On 10/15/2014 04:50 PM, Florian Haas wrote:
> On Wed, Oct 15, 2014 at 9:58 PM, Jay Pipes <jaypipes at gmail.com> wrote:
>> On 10/15/2014 03:16 PM, Florian Haas wrote:
>>>
>>> On Wed, Oct 15, 2014 at 7:20 PM, Russell Bryant <rbryant at redhat.com>
>>> wrote:
>>>>
>>>> On 10/13/2014 05:59 PM, Russell Bryant wrote:
>>>>>
>>>>> Nice timing.  I was working on a blog post on this topic.
>>>>
>>>>
>>>> which is now here:
>>>>
>>>> http://blog.russellbryant.net/2014/10/15/openstack-instance-ha-proposal/
>>>
>>>
>>> I am absolutely loving the fact that we are finally having a
>>> discussion in earnest about this. i think this deserves a Design
>>> Summit session.
>>>
>>> If I may weigh in here, let me share what I've seen users do and what
>>> can currently be done, and what may be supported in the future.
>>>
>>> Problem: automatically ensure that a Nova guest continues to run, even
>>> if its host fails.
>>>
>>> (That's the general problem description and I don't need to go into
>>> further details explaining the problem, because Russell has done that
>>> beautifully in his blog post.)
>>>
>>> Now, what are the options?
>>>
>>> (1) Punt and leave it to the hypervisor.
>>>
>>> This essentially means that you must use a hypervisor that already has
>>> HA built in, such as VMware with the VCenter driver. In that scenario,
>>> Nova itself neither deals with HA, nor exposes any HA switches to the
>>> user. Obvious downside: not generic, doesn't work with all
>>> hypervisors, most importantly doesn't work with the most popular one
>>> (libvirt/KVM).
>>>
>>> (2) Deploy Nova nodes in pairs/groups, and pretend that they are one node.
>>>
>>> You can already do that by overriding "host" in nova-compute.conf,
>>> setting resume_guests_state_on_host_boot, and using VIPs with
>>> Corosync/Pacemaker. You can then group these hosts in host aggregates,
>>> and the user's scheduler hint to point a newly scheduled guest to such
>>> a host aggregate becomes, effectively, the "keep this guest running at
>>> all times" flag. Upside: no changes to Nova at all, monitoring,
>>> fencing and recovery for free from Corosync/Pacemaker. Downsides:
>>> requires vendors to automate Pacemaker configuration in deployment
>>> tools (because you really don't want to do those things manually).
>>> Additional downside: you either have some idle hardware, or you might
>>> be overcommitting resources in case of failover.
>>>
>>> (3) Automatic host evacuation.
>>>
>>> Not supported in Nova right now, as Adam pointed out at the top of the
>>> thread, and repeatedly shot down. If someone were to implement this,
>>> it would *still* require that Corosync/Pacemaker be used for
>>> monitoring and fencing of nodes, because re-implementing this from
>>> scratch would be the reinvention of a wheel while painting a bikeshed.
>>>
>>> (4) Per-guest HA.
>>>
>>> This is the idea of just doing "nova boot --keep-this running", i.e.
>>> setting a per-guest flag that still means the machine is to be kept up
>>> at all times.

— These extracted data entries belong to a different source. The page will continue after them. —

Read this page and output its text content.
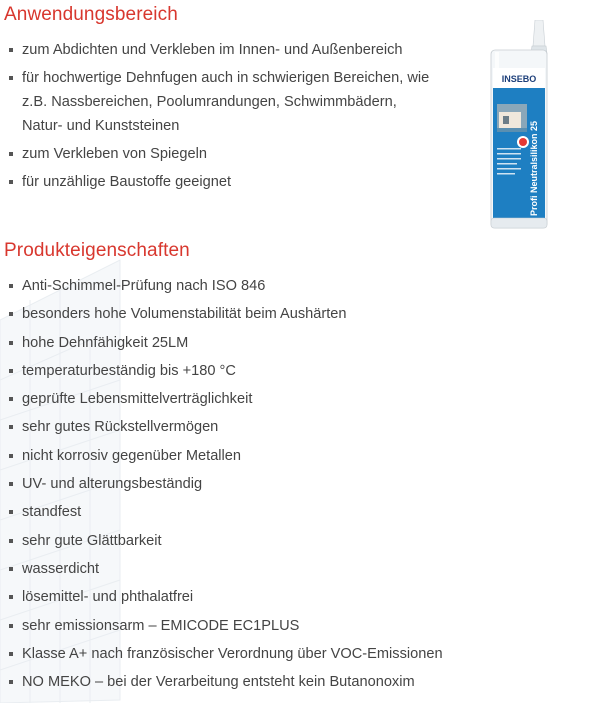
Anwendungsbereich
zum Abdichten und Verkleben im Innen- und Außenbereich
für hochwertige Dehnfugen auch in schwierigen Bereichen, wie z.B. Nassbereichen, Poolumrandungen, Schwimmbädern, Natur- und Kunststeinen
zum Verkleben von Spiegeln
für unzählige Baustoffe geeignet
Produkteigenschaften
Anti-Schimmel-Prüfung nach ISO 846
besonders hohe Volumenstabilität beim Aushärten
hohe Dehnfähigkeit 25LM
temperaturbeständig bis +180 °C
geprüfte Lebensmittelverträglichkeit
sehr gutes Rückstellvermögen
nicht korrosiv gegenüber Metallen
UV- und alterungsbeständig
standfest
sehr gute Glättbarkeit
wasserdicht
lösemittel- und phthalatfrei
sehr emissionsarm – EMICODE EC1PLUS
Klasse A+ nach französischer Verordnung über VOC-Emissionen
NO MEKO – bei der Verarbeitung entsteht kein Butanonoxim
INSEBO
Profi Neutralsilikon 25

Again, not supported in Nova right now, and probably
>>> even more complex to implement generically than (3), at the same or
>>> greater cost.
>>>
>>> I have a suggestion to tackle this that I *think* is reasonably
>>> user-friendly while still bearable in terms of Nova development
>>> effort:
>>>
>>> (a) Define a well-known metadata key for a host aggregate, say "ha".

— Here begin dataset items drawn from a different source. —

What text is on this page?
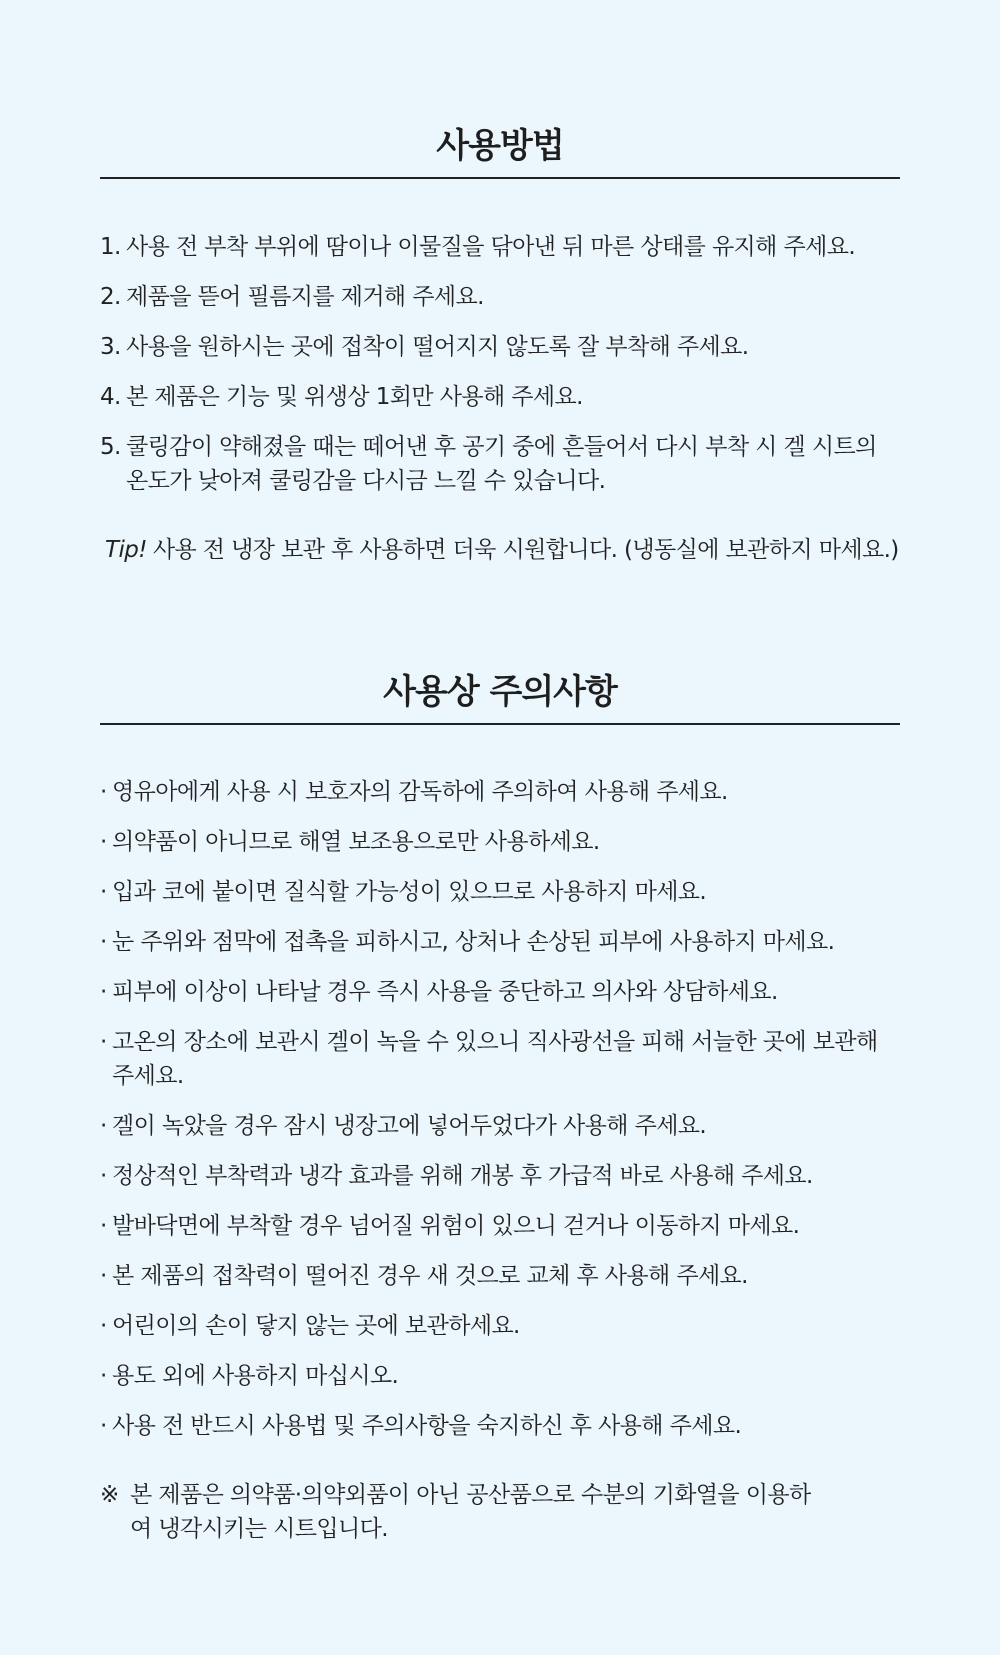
사용방법
1. 사용 전 부착 부위에 땀이나 이물질을 닦아낸 뒤 마른 상태를 유지해 주세요.
2. 제품을 뜯어 필름지를 제거해 주세요.
3. 사용을 원하시는 곳에 접착이 떨어지지 않도록 잘 부착해 주세요.
4. 본 제품은 기능 및 위생상 1회만 사용해 주세요.
5. 쿨링감이 약해졌을 때는 떼어낸 후 공기 중에 흔들어서 다시 부착 시 겔 시트의 온도가 낮아져 쿨링감을 다시금 느낄 수 있습니다.
Tip! 사용 전 냉장 보관 후 사용하면 더욱 시원합니다. (냉동실에 보관하지 마세요.)
사용상 주의사항
· 영유아에게 사용 시 보호자의 감독하에 주의하여 사용해 주세요.
· 의약품이 아니므로 해열 보조용으로만 사용하세요.
· 입과 코에 붙이면 질식할 가능성이 있으므로 사용하지 마세요.
· 눈 주위와 점막에 접촉을 피하시고, 상처나 손상된 피부에 사용하지 마세요.
· 피부에 이상이 나타날 경우 즉시 사용을 중단하고 의사와 상담하세요.
· 고온의 장소에 보관시 겔이 녹을 수 있으니 직사광선을 피해 서늘한 곳에 보관해 주세요.
· 겔이 녹았을 경우 잠시 냉장고에 넣어두었다가 사용해 주세요.
· 정상적인 부착력과 냉각 효과를 위해 개봉 후 가급적 바로 사용해 주세요.
· 발바닥면에 부착할 경우 넘어질 위험이 있으니 걷거나 이동하지 마세요.
· 본 제품의 접착력이 떨어진 경우 새 것으로 교체 후 사용해 주세요.
· 어린이의 손이 닿지 않는 곳에 보관하세요.
· 용도 외에 사용하지 마십시오.
· 사용 전 반드시 사용법 및 주의사항을 숙지하신 후 사용해 주세요.
※ 본 제품은 의약품·의약외품이 아닌 공산품으로 수분의 기화열을 이용하여 냉각시키는 시트입니다.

>>> Define that any host aggregate that represents a highly available
>>> group of compute nodes should have this metadata key set.
>>>
>>> (b) Then define a flavor that sets extra_specs "ha=true".
>>>
>>> Granted, this places an additional burden on distro vendors to
>>> integrate highly-available compute nodes into their deployment
>>> infrastructure. But since practically all of them already include
>>> Pacemaker, the additional scaffolding required is actually rather
>>> limited.
>>
>>
>> Or:
>>
>> (5) Let monitoring and orchestration services deal with these use cases and
>> have Nova simply provide the primitive API calls that it already does (i.e.
>> host evacuate).
>
> That would arguably lead to an incredible amount of wheel reinvention
> for node failure detection, service failure detection, etc. etc.

How so? (5) would use existing wheels for monitoring and orchestration 
instead of writing all new code paths inside Nova to do the same thing.